А еноту-Чернышу, дурню же растакому, всё еще было до дрожи стыдно.
Енот-Черныш не мог смотреть на меняющее само себя лицо, енот-Черныш, ворочаясь глазами из стороны в сторону, лишь сбито и виновато кивнул, чувствуя себя последним в этом гребаном бетонном муравейнике идиотом.

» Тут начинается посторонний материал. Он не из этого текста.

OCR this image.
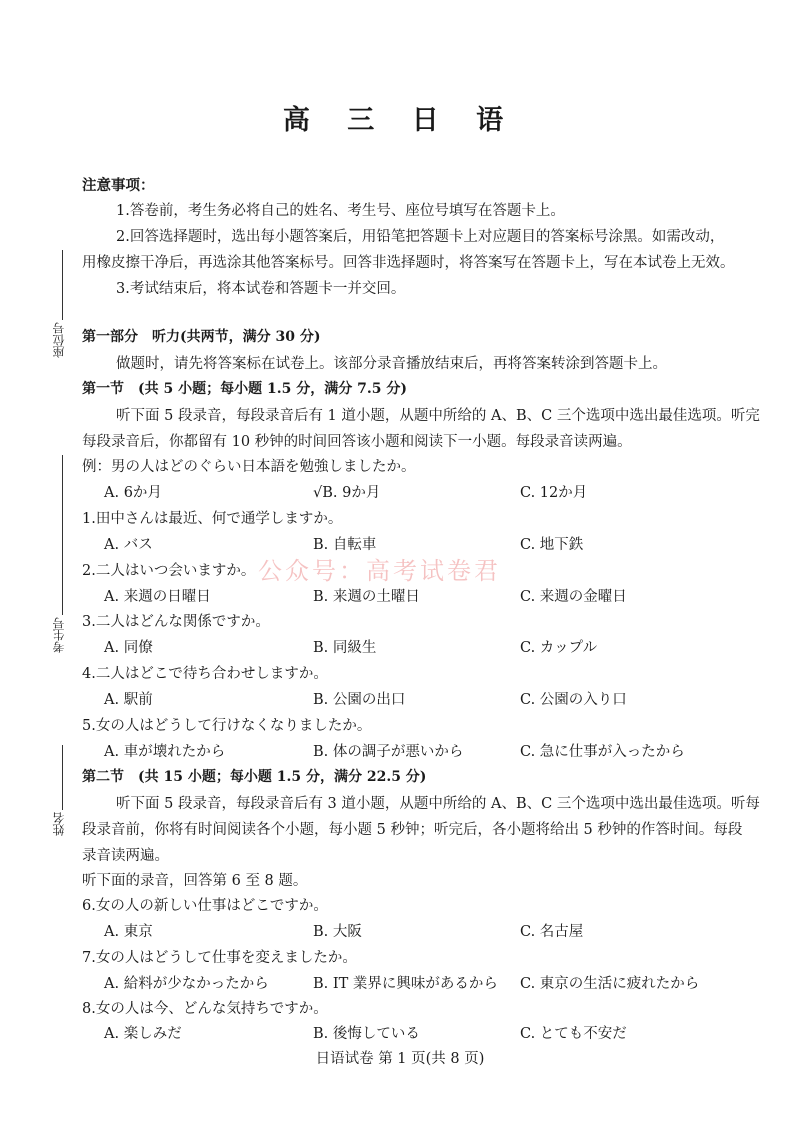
高 三 日 语
座位号
考生号
姓名
注意事项：
1.答卷前，考生务必将自己的姓名、考生号、座位号填写在答题卡上。
2.回答选择题时，选出每小题答案后，用铅笔把答题卡上对应题目的答案标号涂黑。如需改动，
用橡皮擦干净后，再选涂其他答案标号。回答非选择题时，将答案写在答题卡上，写在本试卷上无效。
3.考试结束后，将本试卷和答题卡一并交回。
第一部分　听力(共两节，满分 30 分)
做题时，请先将答案标在试卷上。该部分录音播放结束后，再将答案转涂到答题卡上。
第一节　(共 5 小题；每小题 1.5 分，满分 7.5 分)
听下面 5 段录音，每段录音后有 1 道小题，从题中所给的 A、B、C 三个选项中选出最佳选项。听完
每段录音后，你都留有 10 秒钟的时间回答该小题和阅读下一小题。每段录音读两遍。
例：男の人はどのぐらい日本語を勉強しましたか。
A. 6か月	√B. 9か月	C. 12か月
1.田中さんは最近、何で通学しますか。
A. バス	B. 自転車	C. 地下鉄
2.二人はいつ会いますか。
A. 来週の日曜日	B. 来週の土曜日	C. 来週の金曜日
3.二人はどんな関係ですか。
A. 同僚	B. 同級生	C. カップル
4.二人はどこで待ち合わせしますか。
A. 駅前	B. 公園の出口	C. 公園の入り口
5.女の人はどうして行けなくなりましたか。
A. 車が壊れたから	B. 体の調子が悪いから	C. 急に仕事が入ったから
公众号：高考试卷君
第二节　(共 15 小题；每小题 1.5 分，满分 22.5 分)
听下面 5 段录音，每段录音后有 3 道小题，从题中所给的 A、B、C 三个选项中选出最佳选项。听每
段录音前，你将有时间阅读各个小题，每小题 5 秒钟；听完后，各小题将给出 5 秒钟的作答时间。每段
录音读两遍。
听下面的录音，回答第 6 至 8 题。
6.女の人の新しい仕事はどこですか。
A. 東京	B. 大阪	C. 名古屋
7.女の人はどうして仕事を変えましたか。
A. 給料が少なかったから	B. IT 業界に興味があるから C. 東京の生活に疲れたから
8.女の人は今、どんな気持ちですか。
A. 楽しみだ	B. 後悔している	C. とても不安だ
日语试卷 第 1 页(共 8 页)
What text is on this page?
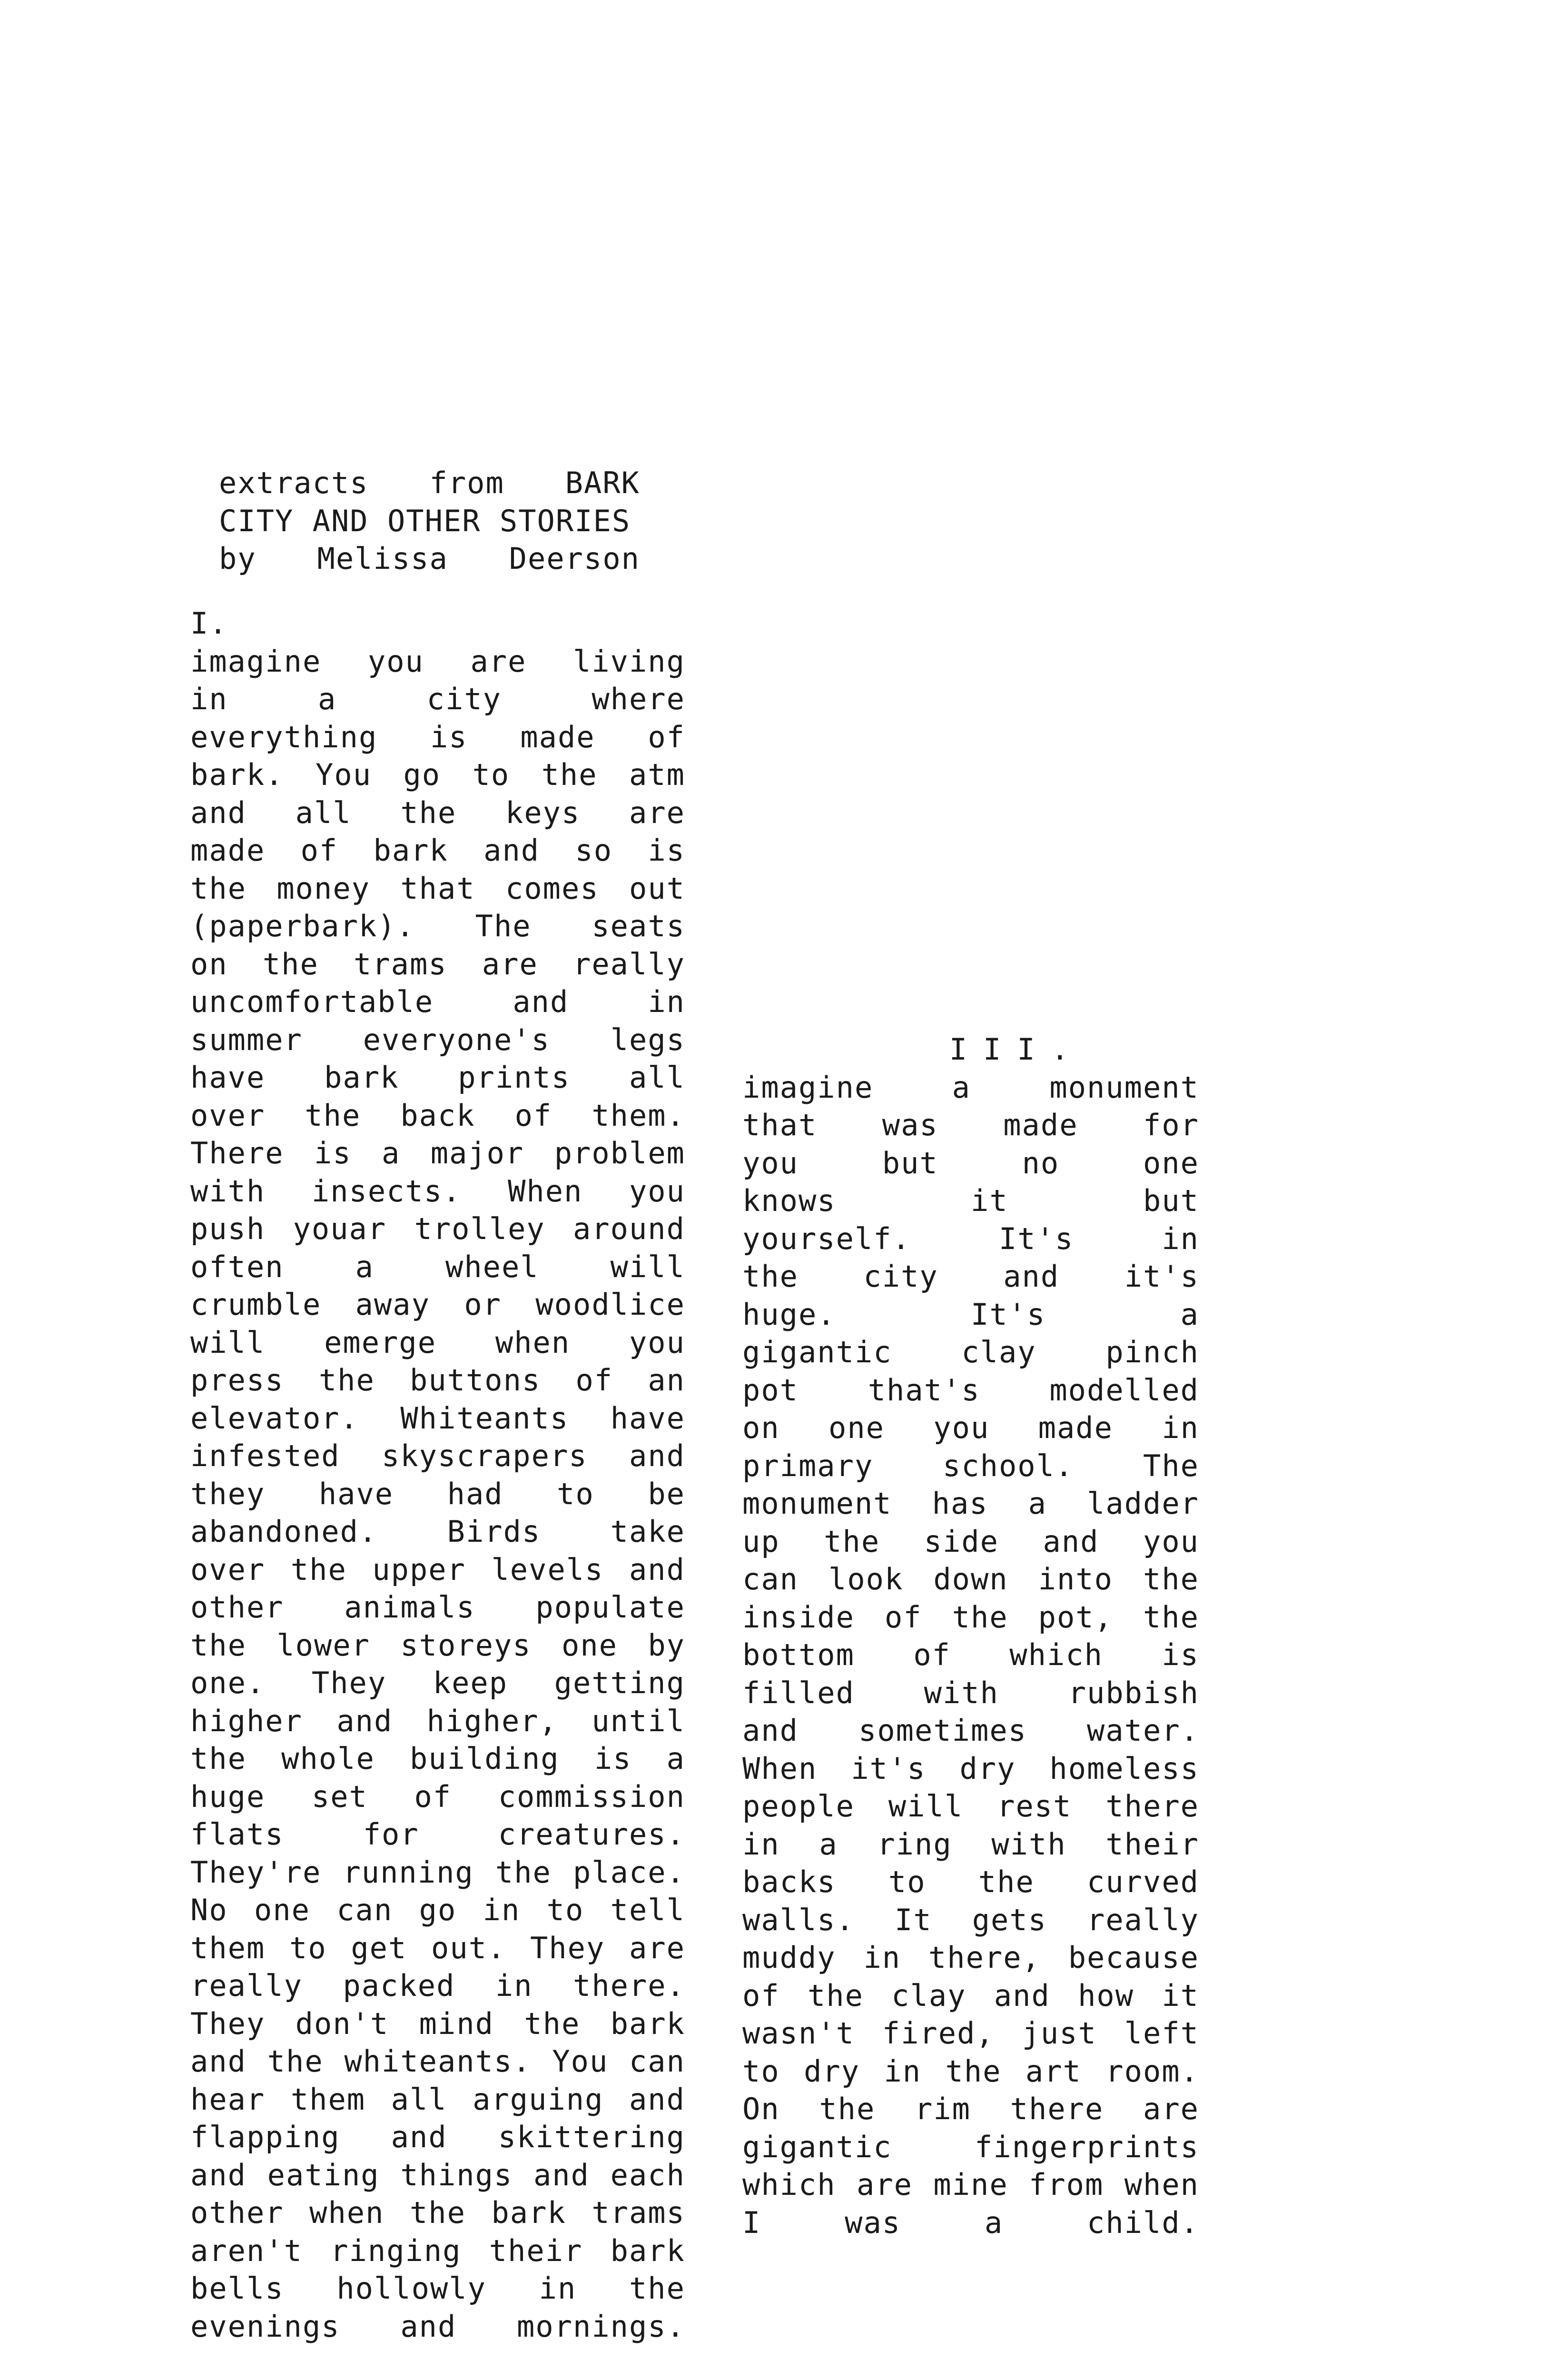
extracts from BARK
CITY AND OTHER STORIES
by Melissa Deerson
I.
imagine you are living
in	a	city	where
everything is made of
bark. You go to the atm
and all the keys are
made of bark and so is
the money that comes out
(paperbark). The seats
on the trams are really
uncomfortable	and	in
summer everyone's legs
have bark prints all
over the back of them.
There is a major problem
with insects. When you
push youar trolley around
often a wheel will
crumble away or woodlice
will emerge when you
press the buttons of an
elevator. Whiteants have
infested skyscrapers and
they have had to be
abandoned. Birds take
over the upper levels and
other animals populate
the lower storeys one by
one. They keep getting
higher and higher, until
the whole building is a
huge set of commission
flats	for	creatures.
They're running the place.
No one can go in to tell
them to get out. They are
really packed in there.
They don't mind the bark
and the whiteants. You can
hear them all arguing and
flapping and skittering
and eating things and each
other when the bark trams
aren't ringing their bark
bells hollowly in the
evenings and mornings.
III.
imagine	a	monument
that was made for
you	but	no	one
knows	it	but
yourself.	It's	in
the city and it's
huge.	It's	a
gigantic clay pinch
pot that's modelled
on one you made in
primary school. The
monument has a ladder
up the side and you
can look down into the
inside of the pot, the
bottom of which is
filled with rubbish
and sometimes water.
When it's dry homeless
people will rest there
in a ring with their
backs to the curved
walls. It gets really
muddy in there, because
of the clay and how it
wasn't fired, just left
to dry in the art room.
On the rim there are
gigantic	fingerprints
which are mine from when
I	was	a	child.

Тут же, явно того не предвидя, почувствовал, как его — поразительно бережно и ласково — перехватили за плечи, как отодрали от загудевшего холодом загаженного пола, как крепко-крепко, чтобы застыло дыхание и треснула сердечная кость, обняли, стиснули, обхватили, почти посмертно вжали в себя, сорванным голосом, уткнувшимся во взмокшую шею, вышептывая:
— Господи, хороший, славный ты мой… Ты все-таки… все-таки, знаешь… такой непроходимый дурашка, Кристи, Синеглазка, бестолковая моя ты принцесса… Ты такой, такой, боже… такой… милый…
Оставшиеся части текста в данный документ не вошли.